Mark Hamm July 9, 2004 at 1:23 pm

I agree with your frustration with people that only acknowledge the facts (or sometimes nonsense)that supports their views. But we all do it to some extent. In polite atmospheres people will agree to disagree and not discuss it further.

Like upyurnoz I am frustrated with the Democratic parties softness. I think in the 2000 election they rolled over because there was a concern that not doing so would threaten our countries stability. In other words Gore may have taken one for the good of the country. That ‘softness’ may be an attempt appeal to the majority of Americans that simply don’t like stridency in their politicians. The republicans have been great in having ‘attack dogs’ to do their hard work while they maintain dignity in their demeanor. The Dems just don’t have any.

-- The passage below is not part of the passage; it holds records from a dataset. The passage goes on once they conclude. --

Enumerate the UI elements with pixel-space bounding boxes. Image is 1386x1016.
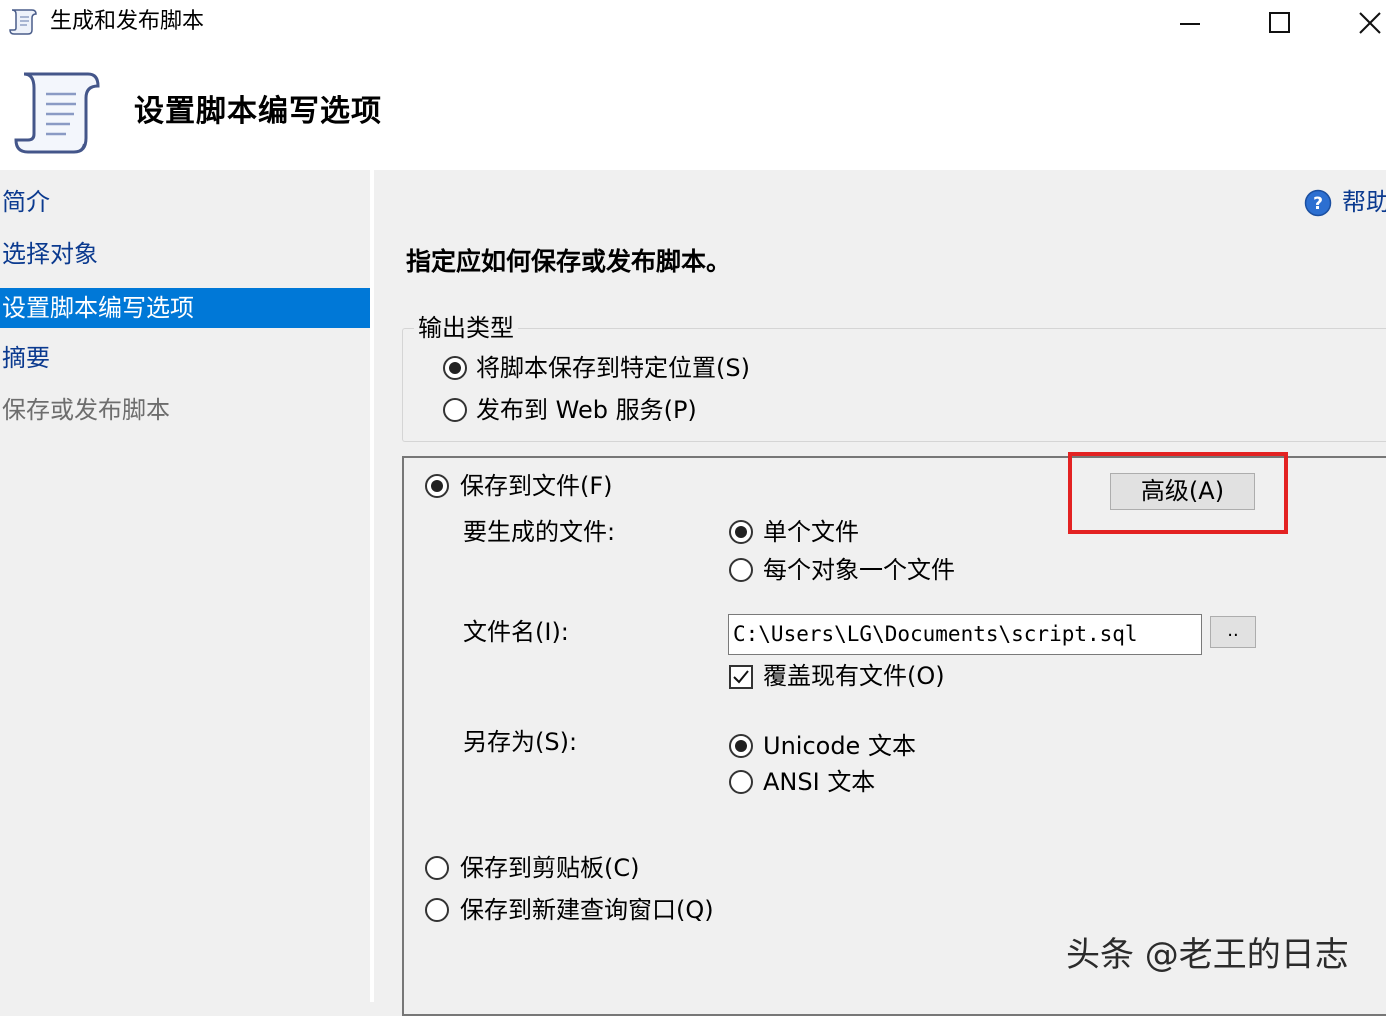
save-to-clipboard-radio[interactable] [425, 856, 449, 880]
nav-item-choose-objects[interactable]: 选择对象 [0, 234, 370, 274]
save-to-file-radio[interactable] [425, 474, 449, 498]
browse-button[interactable]: .. [1210, 616, 1256, 648]
nav-item-scripting-options[interactable]: 设置脚本编写选项 [0, 288, 370, 328]
filename-label: 文件名(I): [463, 618, 569, 646]
checkmark-icon [733, 670, 749, 684]
overwrite-checkbox[interactable] [729, 665, 753, 689]
page-title: 设置脚本编写选项 [134, 94, 382, 129]
file-per-object-radio[interactable] [729, 558, 753, 582]
instruction-text: 指定应如何保存或发布脚本。 [406, 247, 732, 276]
save-as-label: 另存为(S): [463, 728, 578, 756]
publish-web-service-radio[interactable] [443, 398, 467, 422]
minimize-button[interactable] [1160, 0, 1220, 46]
files-to-generate-label: 要生成的文件: [463, 518, 616, 546]
ansi-text-radio[interactable] [729, 770, 753, 794]
watermark-text: 头条 @老王的日志 [1066, 935, 1349, 975]
unicode-text-radio[interactable] [729, 734, 753, 758]
annotation-highlight-box [1068, 452, 1288, 534]
unicode-text-label[interactable]: Unicode 文本 [763, 730, 916, 762]
close-icon [1359, 12, 1381, 34]
nav-item-summary[interactable]: 摘要 [0, 338, 370, 378]
close-button[interactable] [1340, 0, 1386, 46]
save-to-location-label[interactable]: 将脚本保存到特定位置(S) [476, 352, 750, 384]
publish-web-service-label[interactable]: 发布到 Web 服务(P) [476, 394, 697, 426]
maximize-button[interactable] [1250, 0, 1310, 46]
save-to-query-window-radio[interactable] [425, 898, 449, 922]
single-file-label[interactable]: 单个文件 [763, 516, 859, 548]
help-question-icon[interactable]: ? [1304, 189, 1332, 217]
nav-item-intro[interactable]: 简介 [0, 182, 370, 222]
overwrite-label[interactable]: 覆盖现有文件(O) [763, 660, 945, 692]
single-file-radio[interactable] [729, 520, 753, 544]
filename-input[interactable]: C:\Users\LG\Documents\script.sql [728, 614, 1202, 655]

THis is why F911 is so widely liked by the democrat constiuency, it may be crap but its our crap for a change.

For some reason it is better if your parties attack dog is a fat white dude and not some skinny white chick with a nose piercing (god I hate those) arguing that there is a conspiracy to keep tofu out of the school lunch program. I think the leftist hippies of my day were much easier to take then from your days in EUgene. They’re just not as fun anymore.

Nathan July 9, 2004 at 2:39 pm

I agree that the Dems didn’t really challenge the first few years, and that bothered me. Now, they are challenging in the “as long as it’s the opposite of Bush” vein.

I know the people I work with aren’t representative, but that’s what prompted this.

The Green is to illustrate what I’m seeing a lot of–mainstream democrats fawning over F911 because it’s telling them what they want to hear. The Green knows her guy’s not winning and she’s not so hellbent on ripping Bush at every opportunity. She dishes it out to both parties. I respect that a lot even if I really disagree with her.

I know there are thoughtful liberals, I’m just not meeting them at work or around town. On the 4th, I was at a party that, to almost the last person was bloviating in disgust over Bush’s personality and accent, saying how moved they were by F911 (one cried), and engaging in an escalating and subtle pissing match to flaunt their liberal superiority. Not once was larger context or policy in general brought up.

I want the Democrats to be a real opposition, but one not in the grips of hysteria (and I’m saying this because the leadership is paying altogether much lip-service to the hysterical).

I kind of lost my train of thought before that last paragraph… I had an hour meeting.